According to documents obtained by Contact 13, just five hours after the shooting, the wheels of justice began turning.

A series of Las Vegas judges approved 39 pages of search warrants. Police detectives were after a flurry of items in Stephen Paddock's, hotel room at Mandalay Bay, as well as his vehicle in the Mandalay Bay parking garage, and Paddock's Mesquite, NV home.

The court documents reveal detectives wanted phone records, emails, microscopic physical evidence and even Paddock's body as evidence.

Detectives were given 10 days, according to the Judge's orders, to gather, document and provide an inventory of the items they found.

The warrants show the police investigation was slowed by the flow of information from Google.

Detectives found a variety of mobile devices that belonged to Paddock, and investigators sought emails or other electronic information from those devices.

The documents reveal Google did not immediately respond to the search warrant requests, then later informed police some of data could not be found.

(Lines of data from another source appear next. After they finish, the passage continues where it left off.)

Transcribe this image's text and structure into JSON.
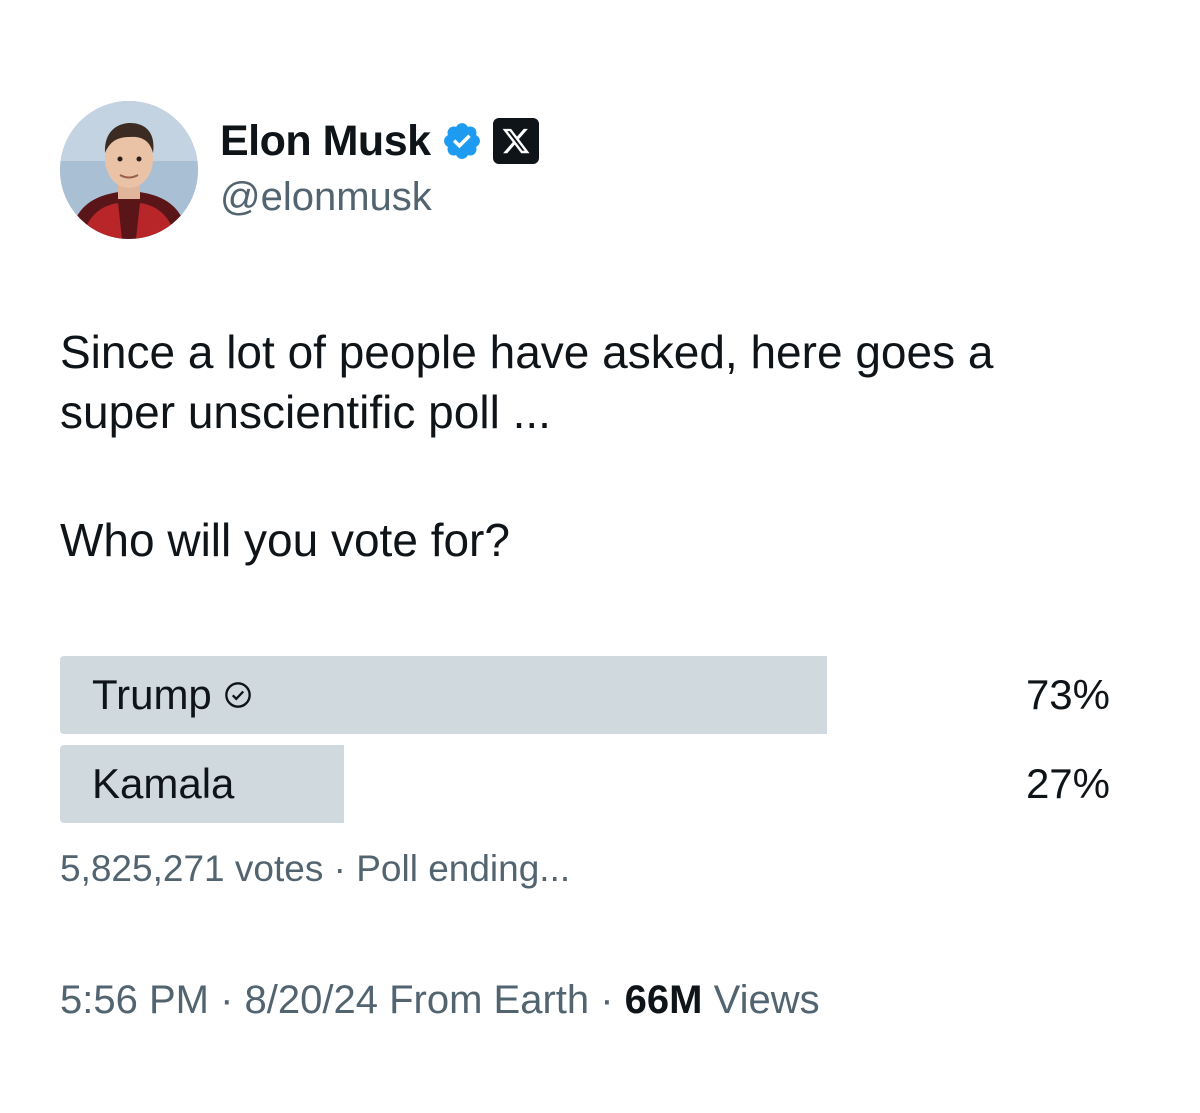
{
  "author": {
    "display_name": "Elon Musk",
    "handle": "@elonmusk",
    "avatar_icon": "profile-photo",
    "verified_icon": "verified-badge-icon",
    "affiliate_icon": "x-logo-icon"
  },
  "tweet": {
    "line1": "Since a lot of people have asked, here goes a",
    "line2": "super unscientific poll ...",
    "question": "Who will you vote for?"
  },
  "poll": {
    "options": [
      {
        "label": "Trump",
        "percent": 73,
        "percent_text": "73%",
        "selected": true
      },
      {
        "label": "Kamala",
        "percent": 27,
        "percent_text": "27%",
        "selected": false
      }
    ],
    "votes": "5,825,271 votes",
    "separator": " · ",
    "status": "Poll ending..."
  },
  "footer": {
    "time": "5:56 PM",
    "separator": " · ",
    "date_source": "8/20/24 From Earth",
    "views_count": "66M",
    "views_label": "Views"
  },
  "colors": {
    "verified": "#1d9bf0",
    "poll_bar": "#cfd9de",
    "secondary_text": "#536471",
    "primary_text": "#0f1419"
  }
}
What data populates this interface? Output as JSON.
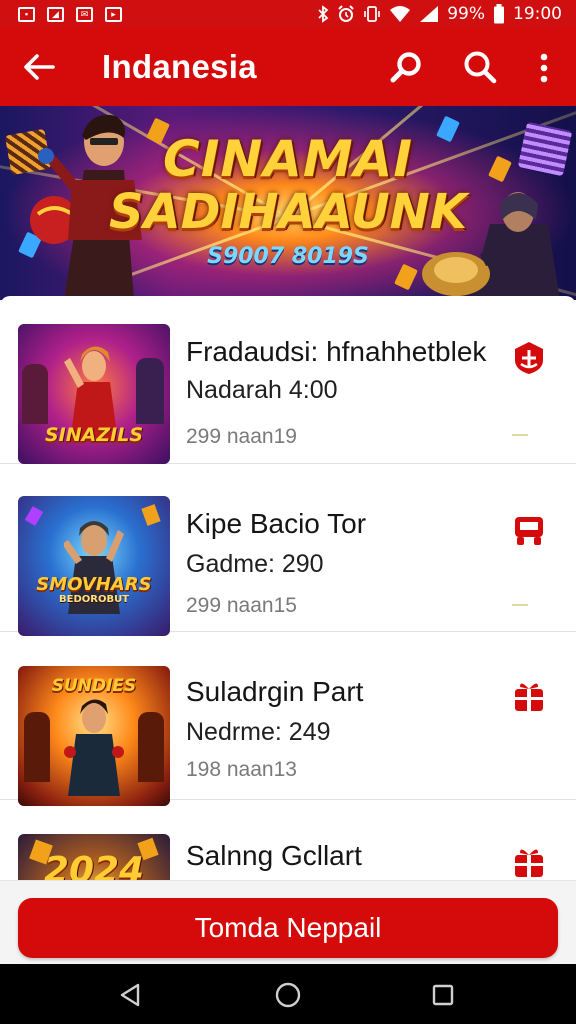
{
  "status_bar": {
    "battery_text": "99%",
    "time": "19:00"
  },
  "app_bar": {
    "title": "Indanesia",
    "icons": [
      "back-arrow-icon",
      "key-search-icon",
      "search-icon",
      "more-vert-icon"
    ]
  },
  "banner": {
    "title_line_1": "CINAMAI",
    "title_line_2": "SADIHAAUNK",
    "subtitle": "S9007 8019S"
  },
  "games": [
    {
      "title": "Fradaudsi: hfnahhetblek",
      "meta": "Nadarah 4:00",
      "count": "299 naan19",
      "thumb_label": "SINAZILS",
      "action_icon": "shield-icon"
    },
    {
      "title": "Kipe Bacio Tor",
      "meta": "Gadme: 290",
      "count": "299 naan15",
      "thumb_label": "SMOVHARS",
      "thumb_sub": "BEDOROBUT",
      "action_icon": "bus-icon"
    },
    {
      "title": "Suladrgin Part",
      "meta": "Nedrme: 249",
      "count": "198 naan13",
      "thumb_label": "SUNDIES",
      "action_icon": "gift-icon"
    },
    {
      "title": "Salnng Gcllart",
      "thumb_label": "2024",
      "action_icon": "gift-icon"
    }
  ],
  "bottom_button": {
    "label": "Tomda Neppail"
  },
  "colors": {
    "primary_red": "#d50b0b",
    "status_red": "#d01010"
  }
}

Police and the FBI were interested in Verizon cell phone records including all message, data, and telephone records for two phone numbers belonging to Paddock.

The return list for the search warrant inventory has not been made public.

Those documents are involved in a legal fight between multiple media organizations, including 13 Action News KTNV-TV, and the Las Vegas Metropolitan Police Department.

Authorities request the documents remain sealed.

A judge will decide whether the public should see the sealed documents in a hearing scheduled for January 16, 2018.